Friday, 15 Nov 2024

Huawei, Shunned by U.S. Government, Is Welcomed in Russia

St. PETERSBURG, Russia — Russia has welcomed the Chinese telecommunications company Huawei to develop part of its next-generation wireless technology, even as the United States is trying to convince allies that the company poses a prohibitive security risk.

Russia said Huawei would help build its new high-speed wireless network, known as 5G, in a deal signed on Thursday, the first day of a three-day visit by President Xi Jinping of China. The United States’ dispute over Huawei suggests that the world will be divided, with some countries accepting the Chinese maker’s equipment and others not.
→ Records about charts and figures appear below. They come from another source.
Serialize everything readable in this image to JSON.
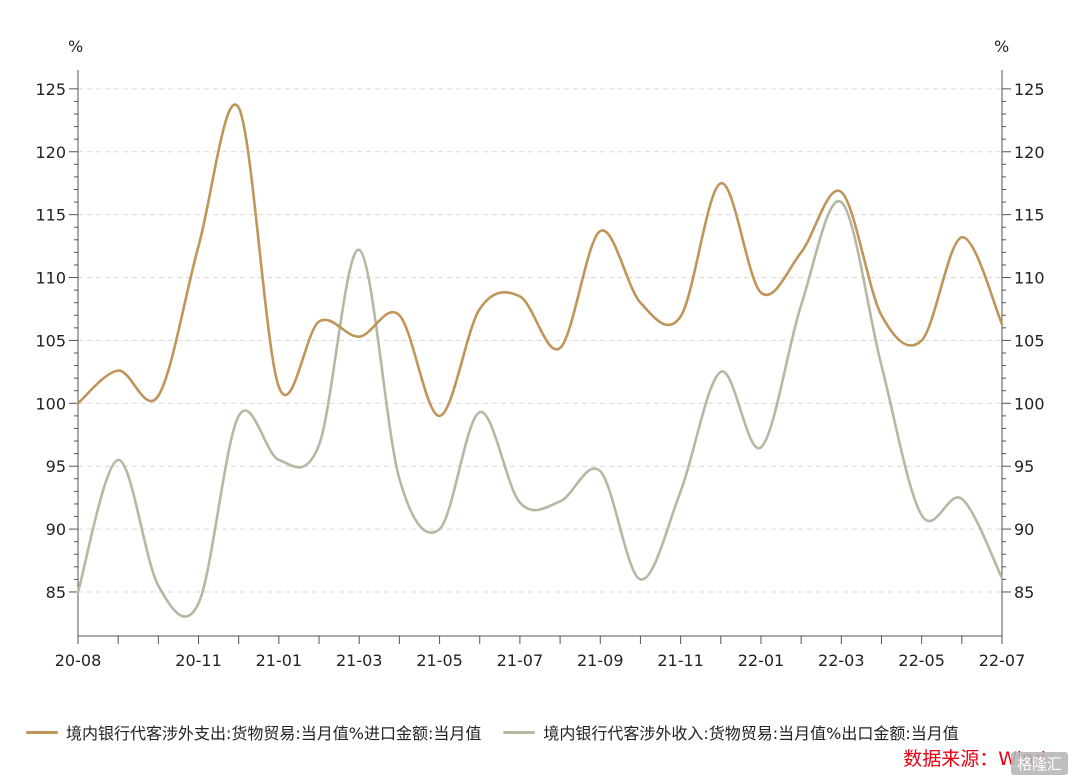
{
  "chart_data": {
    "type": "line",
    "x_labels": [
      "20-08",
      "20-09",
      "20-10",
      "20-11",
      "20-12",
      "21-01",
      "21-02",
      "21-03",
      "21-04",
      "21-05",
      "21-06",
      "21-07",
      "21-08",
      "21-09",
      "21-10",
      "21-11",
      "21-12",
      "22-01",
      "22-02",
      "22-03",
      "22-04",
      "22-05",
      "22-06",
      "22-07"
    ],
    "x_tick_labels": [
      "20-08",
      "20-11",
      "21-01",
      "21-03",
      "21-05",
      "21-07",
      "21-09",
      "21-11",
      "22-01",
      "22-03",
      "22-05",
      "22-07"
    ],
    "series": [
      {
        "name": "境内银行代客涉外支出:货物贸易:当月值%进口金额:当月值",
        "color": "#c0955a",
        "values": [
          100.0,
          102.6,
          100.6,
          112.5,
          123.5,
          101.3,
          106.5,
          105.3,
          107.0,
          99.0,
          107.5,
          108.5,
          104.4,
          113.7,
          108.0,
          106.9,
          117.5,
          108.8,
          112.0,
          116.8,
          107.0,
          105.0,
          113.2,
          106.3
        ]
      },
      {
        "name": "境内银行代客涉外收入:货物贸易:当月值%出口金额:当月值",
        "color": "#b5b9a2",
        "values": [
          85.0,
          95.5,
          85.5,
          84.1,
          99.0,
          95.5,
          96.7,
          112.2,
          94.0,
          90.0,
          99.3,
          92.1,
          92.2,
          94.6,
          86.0,
          93.0,
          102.5,
          96.5,
          107.8,
          116.0,
          103.0,
          91.1,
          92.4,
          86.1
        ]
      }
    ],
    "yticks": [
      85,
      90,
      95,
      100,
      105,
      110,
      115,
      120,
      125
    ],
    "left_y_unit": "%",
    "right_y_unit": "%",
    "ylim": [
      81.5,
      126.5
    ],
    "grid": "horizontal-dashed",
    "legend": "bottom",
    "source": "数据来源：Wind",
    "watermark": "格隆汇"
  }
}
The 5G technology will usher in a major leap for all kinds of devices, especially those that are part of the so-called internet of things.
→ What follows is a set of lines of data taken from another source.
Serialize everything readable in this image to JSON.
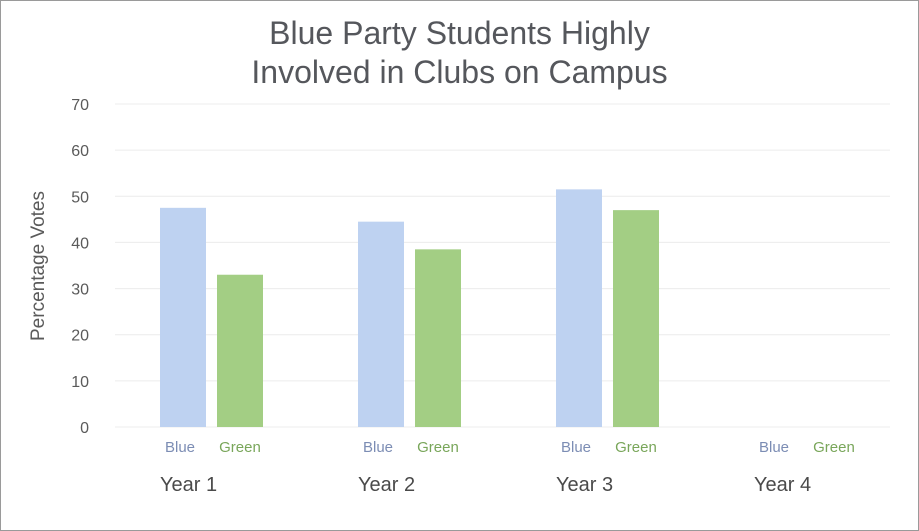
{
  "chart_data": {
    "type": "bar",
    "title_lines": [
      "Blue Party Students Highly",
      "Involved in Clubs on Campus"
    ],
    "xlabel": "",
    "ylabel": "Percentage Votes",
    "ylim": [
      0,
      70
    ],
    "yticks": [
      "0",
      "10",
      "20",
      "30",
      "40",
      "50",
      "60",
      "70"
    ],
    "grid": true,
    "categories": [
      "Year 1",
      "Year 2",
      "Year 3",
      "Year 4"
    ],
    "series": [
      {
        "name": "Blue",
        "color": "#bed2f1",
        "label_color": "#7c8db4",
        "values": [
          47.5,
          44.5,
          51.5,
          0
        ]
      },
      {
        "name": "Green",
        "color": "#a3ce84",
        "label_color": "#79a65a",
        "values": [
          33,
          38.5,
          47,
          0
        ]
      }
    ]
  }
}
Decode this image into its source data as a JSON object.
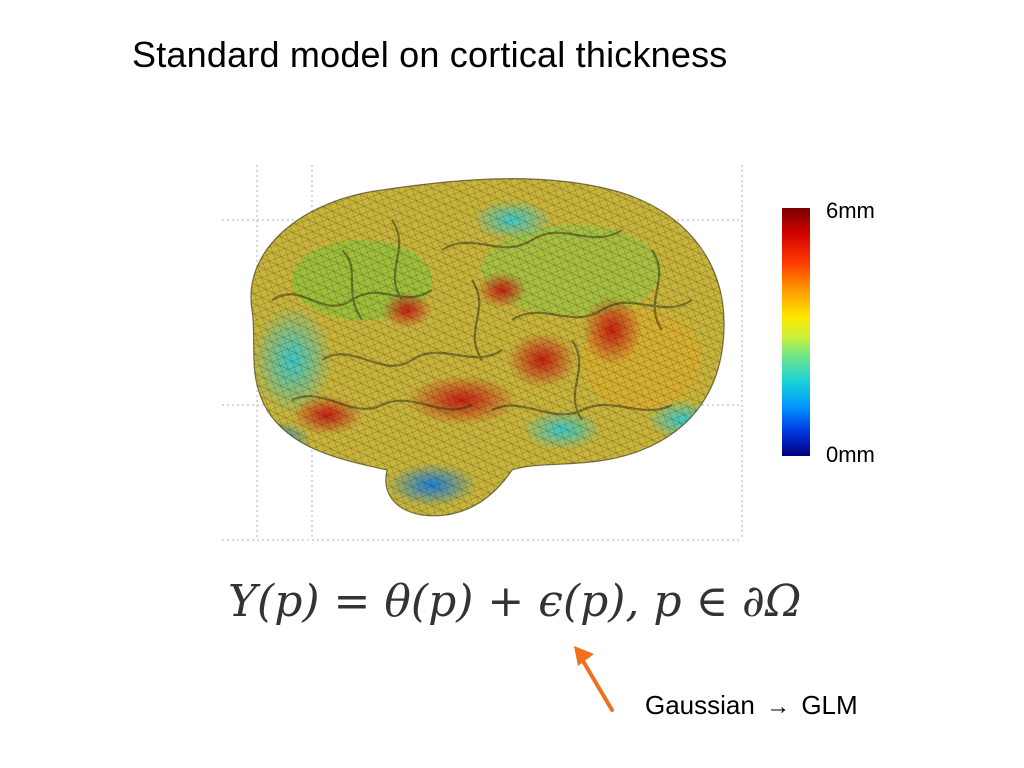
{
  "slide": {
    "title": "Standard model on cortical thickness"
  },
  "colorbar": {
    "max_label": "6mm",
    "min_label": "0mm",
    "colormap": "jet",
    "range_mm": [
      0,
      6
    ]
  },
  "figure": {
    "subject": "cortical surface mesh colored by thickness"
  },
  "equation": {
    "lhs": "Y(p)",
    "equals": "=",
    "term1": "θ(p)",
    "plus": "+",
    "term2": "ϵ(p)",
    "domain": ", p ∈ ∂Ω"
  },
  "annotation": {
    "from": "Gaussian",
    "arrow_glyph": "→",
    "to": "GLM",
    "arrow_color": "#f07020"
  }
}
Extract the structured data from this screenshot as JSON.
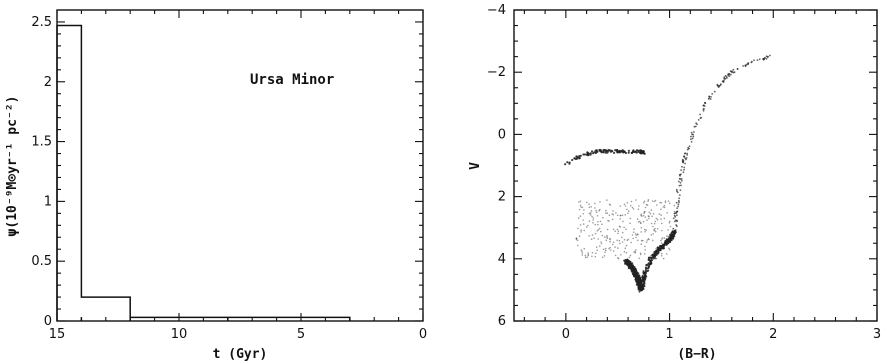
{
  "chart_data": [
    {
      "type": "histogram",
      "title": "",
      "xlabel": "t (Gyr)",
      "ylabel": "ψ(10⁻⁹M⊙yr⁻¹ pc⁻²)",
      "annotation": "Ursa Minor",
      "xlim": [
        15,
        0
      ],
      "ylim": [
        0,
        2.6
      ],
      "x_reversed": true,
      "xticks": [
        15,
        10,
        5,
        0
      ],
      "xtick_labels": [
        "15",
        "10",
        "5",
        "0"
      ],
      "yticks": [
        0,
        0.5,
        1,
        1.5,
        2,
        2.5
      ],
      "ytick_labels": [
        "0",
        "0.5",
        "1",
        "1.5",
        "2",
        "2.5"
      ],
      "bins": [
        {
          "t_start": 15,
          "t_end": 14,
          "value": 2.47
        },
        {
          "t_start": 14,
          "t_end": 12,
          "value": 0.2
        },
        {
          "t_start": 12,
          "t_end": 8,
          "value": 0.03
        },
        {
          "t_start": 8,
          "t_end": 3,
          "value": 0.03
        }
      ],
      "grid": false
    },
    {
      "type": "scatter",
      "title": "",
      "xlabel": "(B−R)",
      "ylabel": "V",
      "xlim": [
        -0.5,
        3
      ],
      "ylim": [
        6,
        -4
      ],
      "y_reversed": true,
      "xticks": [
        0,
        1,
        2,
        3
      ],
      "xtick_labels": [
        "0",
        "1",
        "2",
        "3"
      ],
      "yticks": [
        -4,
        -2,
        0,
        2,
        4,
        6
      ],
      "ytick_labels": [
        "−4",
        "−2",
        "0",
        "2",
        "4",
        "6"
      ],
      "grid": false,
      "components": [
        {
          "part": "main_sequence",
          "x": [
            0.73,
            0.71,
            0.69,
            0.66,
            0.62,
            0.58
          ],
          "y": [
            5.0,
            4.8,
            4.6,
            4.4,
            4.2,
            4.05
          ]
        },
        {
          "part": "turnoff_and_subgiant_branch",
          "x": [
            0.73,
            0.76,
            0.82,
            0.9,
            0.97,
            1.02,
            1.05
          ],
          "y": [
            5.0,
            4.5,
            4.0,
            3.7,
            3.5,
            3.3,
            3.1
          ]
        },
        {
          "part": "red_giant_branch",
          "x": [
            1.05,
            1.06,
            1.08,
            1.1,
            1.13,
            1.17,
            1.22,
            1.28,
            1.35,
            1.45,
            1.56,
            1.7,
            1.85,
            1.97
          ],
          "y": [
            3.1,
            2.6,
            2.0,
            1.5,
            1.0,
            0.5,
            0.0,
            -0.5,
            -1.0,
            -1.5,
            -1.9,
            -2.2,
            -2.4,
            -2.5
          ]
        },
        {
          "part": "horizontal_branch",
          "x": [
            0.0,
            0.1,
            0.2,
            0.3,
            0.4,
            0.5,
            0.6,
            0.7,
            0.75
          ],
          "y": [
            0.95,
            0.75,
            0.62,
            0.55,
            0.55,
            0.55,
            0.55,
            0.55,
            0.6
          ]
        }
      ]
    }
  ]
}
American authorities say that relying on Huawei equipment would open a window to possible Chinese surveillance of everyday life, with technical breaches possible. Despite a history of vigilance about foreign spying with multiple laws intended to protect data, the Kremlin highlighted the agreement between Huawei and MTS, one of the three largest cellphone operators in Russia.
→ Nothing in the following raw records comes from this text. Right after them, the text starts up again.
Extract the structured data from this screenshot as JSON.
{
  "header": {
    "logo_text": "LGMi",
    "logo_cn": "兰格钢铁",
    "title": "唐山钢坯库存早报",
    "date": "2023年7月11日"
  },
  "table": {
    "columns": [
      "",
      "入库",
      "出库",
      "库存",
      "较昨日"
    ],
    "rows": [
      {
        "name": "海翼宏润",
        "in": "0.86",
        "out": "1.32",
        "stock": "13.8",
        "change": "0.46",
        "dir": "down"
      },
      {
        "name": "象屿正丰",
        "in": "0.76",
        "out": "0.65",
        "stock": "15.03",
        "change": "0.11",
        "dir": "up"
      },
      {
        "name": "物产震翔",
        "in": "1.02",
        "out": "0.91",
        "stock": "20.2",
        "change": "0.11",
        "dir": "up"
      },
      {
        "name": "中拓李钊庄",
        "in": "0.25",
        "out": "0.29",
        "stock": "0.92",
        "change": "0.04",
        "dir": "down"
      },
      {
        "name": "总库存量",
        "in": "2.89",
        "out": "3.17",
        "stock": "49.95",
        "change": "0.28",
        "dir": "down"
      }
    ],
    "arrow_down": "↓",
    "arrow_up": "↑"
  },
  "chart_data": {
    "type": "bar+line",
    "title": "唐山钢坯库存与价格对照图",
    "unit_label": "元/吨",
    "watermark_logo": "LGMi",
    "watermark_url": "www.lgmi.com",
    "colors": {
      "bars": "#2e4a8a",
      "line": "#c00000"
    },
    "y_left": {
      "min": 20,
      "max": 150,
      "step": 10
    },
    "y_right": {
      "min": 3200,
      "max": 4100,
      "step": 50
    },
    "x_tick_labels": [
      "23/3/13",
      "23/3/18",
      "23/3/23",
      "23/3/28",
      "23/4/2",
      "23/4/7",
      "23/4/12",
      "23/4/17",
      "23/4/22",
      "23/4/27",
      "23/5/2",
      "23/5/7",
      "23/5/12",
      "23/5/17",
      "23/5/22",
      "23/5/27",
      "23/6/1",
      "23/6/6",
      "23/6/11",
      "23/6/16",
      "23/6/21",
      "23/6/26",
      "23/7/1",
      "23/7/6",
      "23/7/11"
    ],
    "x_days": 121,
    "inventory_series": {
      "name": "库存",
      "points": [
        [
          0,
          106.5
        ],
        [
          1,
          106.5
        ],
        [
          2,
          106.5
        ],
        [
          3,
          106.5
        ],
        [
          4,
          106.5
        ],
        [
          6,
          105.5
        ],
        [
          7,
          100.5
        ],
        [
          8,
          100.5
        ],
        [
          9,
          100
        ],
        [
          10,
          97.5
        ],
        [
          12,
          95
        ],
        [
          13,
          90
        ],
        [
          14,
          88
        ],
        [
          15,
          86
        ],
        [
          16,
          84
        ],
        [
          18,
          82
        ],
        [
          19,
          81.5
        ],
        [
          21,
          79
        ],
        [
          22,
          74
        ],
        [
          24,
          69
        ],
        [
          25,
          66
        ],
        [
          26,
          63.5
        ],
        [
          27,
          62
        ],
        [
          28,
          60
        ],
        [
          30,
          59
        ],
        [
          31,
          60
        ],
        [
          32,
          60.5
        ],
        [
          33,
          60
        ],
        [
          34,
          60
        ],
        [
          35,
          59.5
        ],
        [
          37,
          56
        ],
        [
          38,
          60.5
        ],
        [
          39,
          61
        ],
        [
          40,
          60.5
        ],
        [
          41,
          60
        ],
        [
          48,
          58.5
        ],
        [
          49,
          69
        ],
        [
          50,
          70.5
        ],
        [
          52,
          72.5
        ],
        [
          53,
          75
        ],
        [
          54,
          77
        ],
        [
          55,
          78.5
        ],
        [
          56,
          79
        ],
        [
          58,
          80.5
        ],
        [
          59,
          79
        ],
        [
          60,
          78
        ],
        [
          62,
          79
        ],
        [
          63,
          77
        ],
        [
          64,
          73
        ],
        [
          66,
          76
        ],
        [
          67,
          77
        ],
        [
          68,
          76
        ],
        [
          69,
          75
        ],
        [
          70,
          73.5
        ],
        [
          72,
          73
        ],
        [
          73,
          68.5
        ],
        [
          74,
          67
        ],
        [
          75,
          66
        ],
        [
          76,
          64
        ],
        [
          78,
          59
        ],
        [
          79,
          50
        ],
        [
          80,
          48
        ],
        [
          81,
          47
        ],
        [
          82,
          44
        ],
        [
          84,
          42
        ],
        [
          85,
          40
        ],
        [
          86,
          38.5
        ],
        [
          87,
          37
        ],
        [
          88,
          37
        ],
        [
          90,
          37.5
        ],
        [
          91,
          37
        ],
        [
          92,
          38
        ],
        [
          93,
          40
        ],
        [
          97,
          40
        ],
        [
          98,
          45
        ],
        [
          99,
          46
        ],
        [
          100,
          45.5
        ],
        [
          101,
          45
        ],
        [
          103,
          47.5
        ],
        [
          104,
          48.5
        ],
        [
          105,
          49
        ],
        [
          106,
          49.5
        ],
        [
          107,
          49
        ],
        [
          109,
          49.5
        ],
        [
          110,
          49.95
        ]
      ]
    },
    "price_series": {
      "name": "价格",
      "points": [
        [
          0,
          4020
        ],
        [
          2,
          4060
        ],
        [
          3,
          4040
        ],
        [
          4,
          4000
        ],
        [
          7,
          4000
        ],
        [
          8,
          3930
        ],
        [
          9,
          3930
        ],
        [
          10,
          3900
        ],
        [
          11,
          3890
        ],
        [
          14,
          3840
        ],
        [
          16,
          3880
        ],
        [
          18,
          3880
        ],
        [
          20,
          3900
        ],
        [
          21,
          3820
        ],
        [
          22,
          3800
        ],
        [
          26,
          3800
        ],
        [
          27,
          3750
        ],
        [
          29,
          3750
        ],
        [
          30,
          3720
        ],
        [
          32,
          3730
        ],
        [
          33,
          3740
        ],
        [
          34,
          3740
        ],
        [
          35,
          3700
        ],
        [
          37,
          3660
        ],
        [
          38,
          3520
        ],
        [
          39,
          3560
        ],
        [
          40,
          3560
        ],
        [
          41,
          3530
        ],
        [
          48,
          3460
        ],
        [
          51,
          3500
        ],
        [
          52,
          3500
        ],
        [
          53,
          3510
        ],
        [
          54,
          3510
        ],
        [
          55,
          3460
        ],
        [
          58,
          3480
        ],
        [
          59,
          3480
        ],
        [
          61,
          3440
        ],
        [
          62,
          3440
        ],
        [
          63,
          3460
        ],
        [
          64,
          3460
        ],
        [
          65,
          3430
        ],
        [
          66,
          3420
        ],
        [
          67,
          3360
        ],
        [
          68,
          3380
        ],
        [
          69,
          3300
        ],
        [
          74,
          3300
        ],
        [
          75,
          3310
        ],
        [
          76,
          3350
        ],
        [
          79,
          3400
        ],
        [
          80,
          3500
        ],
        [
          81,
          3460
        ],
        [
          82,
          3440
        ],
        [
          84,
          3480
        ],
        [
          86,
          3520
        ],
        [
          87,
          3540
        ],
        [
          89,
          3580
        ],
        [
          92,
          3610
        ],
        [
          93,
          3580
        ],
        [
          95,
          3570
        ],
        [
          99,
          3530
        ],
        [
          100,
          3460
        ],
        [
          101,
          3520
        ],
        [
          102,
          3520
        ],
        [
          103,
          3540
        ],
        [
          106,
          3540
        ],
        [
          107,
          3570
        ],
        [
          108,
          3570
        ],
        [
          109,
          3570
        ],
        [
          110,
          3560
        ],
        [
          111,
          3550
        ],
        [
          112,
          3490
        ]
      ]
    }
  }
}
The Kremlin noted that several business deals had been signed in a ceremony attended by President Vladimir V. Putin and Mr. Xi.

Huawei, the world’s largest supplier of networking equipment, denies it carries out espionage or could be ordered to do so by the Chinese government.

The company has become a point of contention in the broader trade dispute between the United States and China, with other countries under pressure to decide whether to allow the telecommunications giant to help build their next-generation networks. American authorities have pressed allies including Britain and Germany to ban Huawei and threatened to restrict intelligence-sharing with nations that let the company inside their networks.

On Thursday, Huawei’s vice president for cybersecurity and privacy, Mika Lauhde, told The Associated Press that the American sanctions on the company were largely collateral damage in the trade war. Huawei, he said, is “not the nucleus of the issue.”

The feud escalated Thursday when China’s Commerce Ministry said it planned to draw up its own list of “unreliable” foreign companies.

There was no indication of the value of the deal, which was officially a “memorandum of understanding.” Such deals are often not binding agreements.

Russia is also testing 5G equipment made by Western companies. Nokia, the Finnish company, signed a deal with the Russian cellphone company MegaFon last year, and on Thursday the Russian state telephone company, Rostelecom, agreed to build a testing area for high-speed wireless internet in Moscow using equipment from Ericsson, a Swedish supplier.

It’s not clear Russia will have a national 5G network, using Chinese or Western equipment, as the military has so far declined to free up the necessary radio frequencies.

“The situation there is a bit complicated,” a deputy prime minister, Maksim Akimov, said at a meeting with Mr. Putin in April. “We’d like to ask you for relevant orders,” to the military, so Russia can keep up with the new cellphone technology.

Since the onset of Western sanctions that began with the Ukraine crisis in 2014, Russia has tried to build economic ties with China, although Moscow and Beijing have their own history of tensions going back to border skirmishes in Siberia in 1969.

The Huawei deal came as Russia is courting Chinese investment at a business conference this week, the St. Petersburg International Economic Forum. Russian media reported about 1,000 Chinese businessmen attended, while the United States ambassador, Jon M. Huntsman Jr., boycotted over the arrest this year of an American investor, Michael Calvey.